6:26 am on Jun 19, 2004 (gmt 0)

10+ Year Member



We didn't had an internal search on our sites. The mainfactor was saving on bandwidth. We are on average using around 800gb bandwidth already and I used personally the Opensource Engine from Excite but it slowed down our server.

We have an average of a few hundred thousand active pages in G and G indexed our website throughout all levels and their bots are on our sites throughout the day. Some of our new content sometimes just takes a takes a day or to be available in Google.

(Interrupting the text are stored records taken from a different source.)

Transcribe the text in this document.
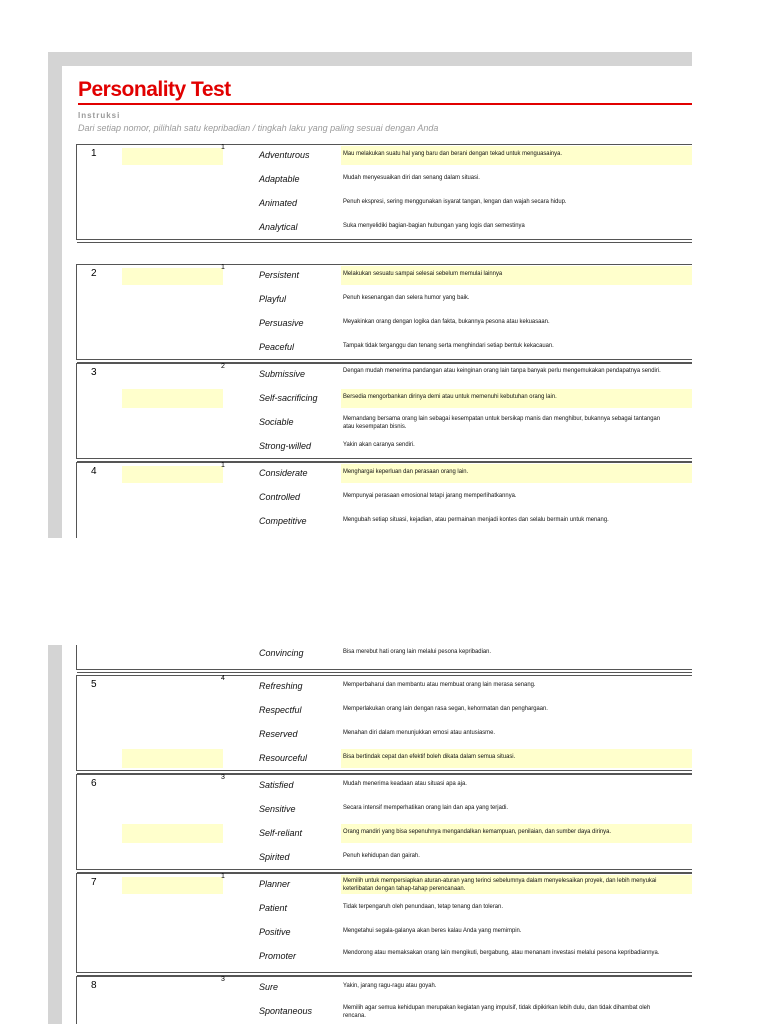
Personality Test
Instruksi
Dari setiap nomor, pilihlah satu kepribadian / tingkah laku yang paling sesuai dengan Anda
1
1
Adventurous	Mau melakukan suatu hal yang baru dan berani dengan tekad untuk menguasainya.
Adaptable	Mudah menyesuaikan diri dan senang dalam situasi.
Animated	Penuh ekspresi, sering menggunakan isyarat tangan, lengan dan wajah secara hidup.
Analytical	Suka menyelidiki bagian-bagian hubungan yang logis dan semestinya
2
1
Persistent	Melakukan sesuatu sampai selesai sebelum memulai lainnya
Playful	Penuh kesenangan dan selera humor yang baik.
Persuasive	Meyakinkan orang dengan logika dan fakta, bukannya pesona atau kekuasaan.
Peaceful	Tampak tidak terganggu dan tenang serta menghindari setiap bentuk kekacauan.
3
2
Submissive	Dengan mudah menerima pandangan atau keinginan orang lain tanpa banyak perlu mengemukakan pendapatnya sendiri.
Self-sacrificing	Bersedia mengorbankan dirinya demi atau untuk memenuhi kebutuhan orang lain.
Sociable	Memandang bersama orang lain sebagai kesempatan untuk bersikap manis dan menghibur, bukannya sebagai tantangan atau kesempatan bisnis.
Strong-willed	Yakin akan caranya sendiri.
4
1
Considerate	Menghargai keperluan dan perasaan orang lain.
Controlled	Mempunyai perasaan emosional tetapi jarang memperlihatkannya.
Competitive	Mengubah setiap situasi, kejadian, atau permainan menjadi kontes dan selalu bermain untuk menang.
Convincing	Bisa merebut hati orang lain melalui pesona kepribadian.
5
4
Refreshing	Memperbaharui dan membantu atau membuat orang lain merasa senang.
Respectful	Memperlakukan orang lain dengan rasa segan, kehormatan dan penghargaan.
Reserved	Menahan diri dalam menunjukkan emosi atau antusiasme.
Resourceful	Bisa bertindak cepat dan efektif boleh dikata dalam semua situasi.
6
3
Satisfied	Mudah menerima keadaan atau situasi apa aja.
Sensitive	Secara intensif memperhatikan orang lain dan apa yang terjadi.
Self-reliant	Orang mandiri yang bisa sepenuhnya mengandalkan kemampuan, penilaian, dan sumber daya dirinya.
Spirited	Penuh kehidupan dan gairah.
7
1
Planner	Memilih untuk mempersiapkan aturan-aturan yang terinci sebelumnya dalam menyelesaikan proyek, dan lebih menyukai keterlibatan dengan tahap-tahap perencanaan.
Patient	Tidak terpengaruh oleh penundaan, tetap tenang dan toleran.
Positive	Mengetahui segala-galanya akan beres kalau Anda yang memimpin.
Promoter	Mendorong atau memaksakan orang lain mengikuti, bergabung, atau menanam investasi melalui pesona kepribadiannya.
8
3
Sure	Yakin, jarang ragu-ragu atau goyah.
Spontaneous	Memilih agar semua kehidupan merupakan kegiatan yang impulsif, tidak dipikirkan lebih dulu, dan tidak dihambat oleh rencana.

Another point for me was that our sites are in 8 languages including exotic ones such as Japanese, Thai, Urdu, Hindi, Arabic and Chinese on top of all our European languages and we faced some problems as some of the pages are in UTF-8 and some are not.

After Excite no longer made available the internal Search Engine we tried Aspseek which is an excellent internal search engine that can also fetch and indexes hundreds per pages a minute.

Our content is several million pages but it would bug down our second server and we don't want to take a third server yet.

I also don't think WebSearch will be used on our travel and hotel content that much but we will implement it on our web directory and our sitemap.